Ao mesmo tempo que afirmo que a direção de Fuqua é um desperdício, também declaro com certa tristeza, afinal os longas predecessores são obras bastante generosas para criar elementos visuais riquíssimos, assim como seus personagens protagonistas cada qual com seus problemas e medos. Aqui, apenas dois recebem algum tratamento mais complexo, porém, completamente alheios à experiência daquele segmento retratado no filme.

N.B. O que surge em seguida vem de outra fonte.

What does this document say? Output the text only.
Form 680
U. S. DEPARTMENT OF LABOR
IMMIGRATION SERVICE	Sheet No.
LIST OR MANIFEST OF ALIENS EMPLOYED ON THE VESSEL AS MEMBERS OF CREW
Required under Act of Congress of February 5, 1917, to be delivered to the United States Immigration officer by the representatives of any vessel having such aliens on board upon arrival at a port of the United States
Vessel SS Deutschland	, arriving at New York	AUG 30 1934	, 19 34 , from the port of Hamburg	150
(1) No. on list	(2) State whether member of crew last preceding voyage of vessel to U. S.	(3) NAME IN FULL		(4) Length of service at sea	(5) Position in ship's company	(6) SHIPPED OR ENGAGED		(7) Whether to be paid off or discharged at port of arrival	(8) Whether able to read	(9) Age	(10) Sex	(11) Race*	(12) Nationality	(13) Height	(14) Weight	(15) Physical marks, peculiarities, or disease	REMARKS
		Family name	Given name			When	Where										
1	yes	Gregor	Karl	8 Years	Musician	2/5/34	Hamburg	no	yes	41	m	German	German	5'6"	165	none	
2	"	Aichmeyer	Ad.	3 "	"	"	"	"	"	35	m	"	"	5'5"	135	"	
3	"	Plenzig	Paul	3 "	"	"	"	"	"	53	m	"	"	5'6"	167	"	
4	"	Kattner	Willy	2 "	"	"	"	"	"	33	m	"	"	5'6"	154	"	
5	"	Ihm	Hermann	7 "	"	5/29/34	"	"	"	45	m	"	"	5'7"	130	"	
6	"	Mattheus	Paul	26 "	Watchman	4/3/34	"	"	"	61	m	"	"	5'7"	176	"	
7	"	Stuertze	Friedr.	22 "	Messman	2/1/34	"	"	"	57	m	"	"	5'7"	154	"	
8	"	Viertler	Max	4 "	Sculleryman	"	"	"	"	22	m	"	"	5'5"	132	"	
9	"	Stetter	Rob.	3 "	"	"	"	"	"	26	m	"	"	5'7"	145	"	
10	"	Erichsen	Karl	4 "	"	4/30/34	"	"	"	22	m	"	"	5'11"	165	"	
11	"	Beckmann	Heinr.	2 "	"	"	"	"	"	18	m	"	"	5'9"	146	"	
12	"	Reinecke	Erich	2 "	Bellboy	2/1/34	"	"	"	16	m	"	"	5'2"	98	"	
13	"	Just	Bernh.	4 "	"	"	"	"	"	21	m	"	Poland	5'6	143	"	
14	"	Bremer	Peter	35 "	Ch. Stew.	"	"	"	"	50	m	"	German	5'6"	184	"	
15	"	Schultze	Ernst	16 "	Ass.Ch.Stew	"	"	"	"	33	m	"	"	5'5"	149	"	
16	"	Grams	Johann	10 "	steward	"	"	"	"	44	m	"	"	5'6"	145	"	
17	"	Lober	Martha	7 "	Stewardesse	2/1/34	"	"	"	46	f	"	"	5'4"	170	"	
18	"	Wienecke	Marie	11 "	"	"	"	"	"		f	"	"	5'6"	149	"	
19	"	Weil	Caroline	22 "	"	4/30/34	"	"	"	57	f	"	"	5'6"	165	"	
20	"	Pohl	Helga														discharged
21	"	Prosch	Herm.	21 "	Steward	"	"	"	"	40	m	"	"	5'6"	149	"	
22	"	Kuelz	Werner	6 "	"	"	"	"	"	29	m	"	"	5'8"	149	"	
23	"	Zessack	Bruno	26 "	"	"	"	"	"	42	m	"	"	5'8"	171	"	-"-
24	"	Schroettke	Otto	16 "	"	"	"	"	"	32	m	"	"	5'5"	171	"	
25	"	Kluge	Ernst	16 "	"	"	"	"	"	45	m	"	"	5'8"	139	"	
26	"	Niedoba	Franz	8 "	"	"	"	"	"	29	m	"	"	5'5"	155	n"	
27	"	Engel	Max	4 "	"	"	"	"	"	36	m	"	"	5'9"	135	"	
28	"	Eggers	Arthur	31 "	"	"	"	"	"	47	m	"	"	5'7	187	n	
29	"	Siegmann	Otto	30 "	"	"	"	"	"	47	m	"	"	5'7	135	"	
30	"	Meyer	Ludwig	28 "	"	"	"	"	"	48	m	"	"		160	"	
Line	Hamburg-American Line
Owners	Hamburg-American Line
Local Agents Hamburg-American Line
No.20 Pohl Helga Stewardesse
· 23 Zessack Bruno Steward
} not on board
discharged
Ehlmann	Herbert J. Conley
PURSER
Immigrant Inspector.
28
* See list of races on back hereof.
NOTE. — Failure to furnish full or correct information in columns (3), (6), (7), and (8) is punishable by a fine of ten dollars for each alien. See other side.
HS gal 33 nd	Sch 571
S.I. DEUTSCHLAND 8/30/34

A apatia deve ter atingido com força o restante das áreas – apenas o elenco se salva (tirando a performance bizarra de Vincent D’Onofrio), pois até mesmo a aguardada última trilha do falecido compositor James Horner não colabora muito em nos envolver naquela experiência. As músicas não chamam a atenção, são quietas, feitas para não serem notadas. Algumas das faixas se salvam buscando inspiração na trilha do clássico de 1960 e de outros westerns consagrados no cinema ou na televisão.
Também há um problema um tanto raro em produções dessa escala aqui em Sete Homens e um Destino: a inserção de uma música boa na cena errada. No caso, uma das melhores faixas, viscerais e crescentes, é utilizada sem muita cerimônia em diversas cavalgadas, porém notoriamente se trata de uma música de perseguição enervante enquanto é inserida durante cenas de transição conforme o grupo se desloca para recrutar mais integrantes na missão suicida.
O remake de Sete Homens e um Destino é um dos filmes que mais se contenta com pouco que já tenha visto nos últimos anos. Não há qualquer impulso criativo relevante. É uma obra frígida, opaca de inspiração, sem graça que possui apenas uma cena de ação boa, sem engajamento qualquer com os personagens que só contam com o carisma dos atores. Não é um longa que ofende sua inteligência também, nem mesmo com o discurso absurdo do antagonista caricato. Somente é esquecível recontando uma história que muita gente já conhece graças a dois filmes muito superiores. Na dúvida, é melhor revisitar os clássicos.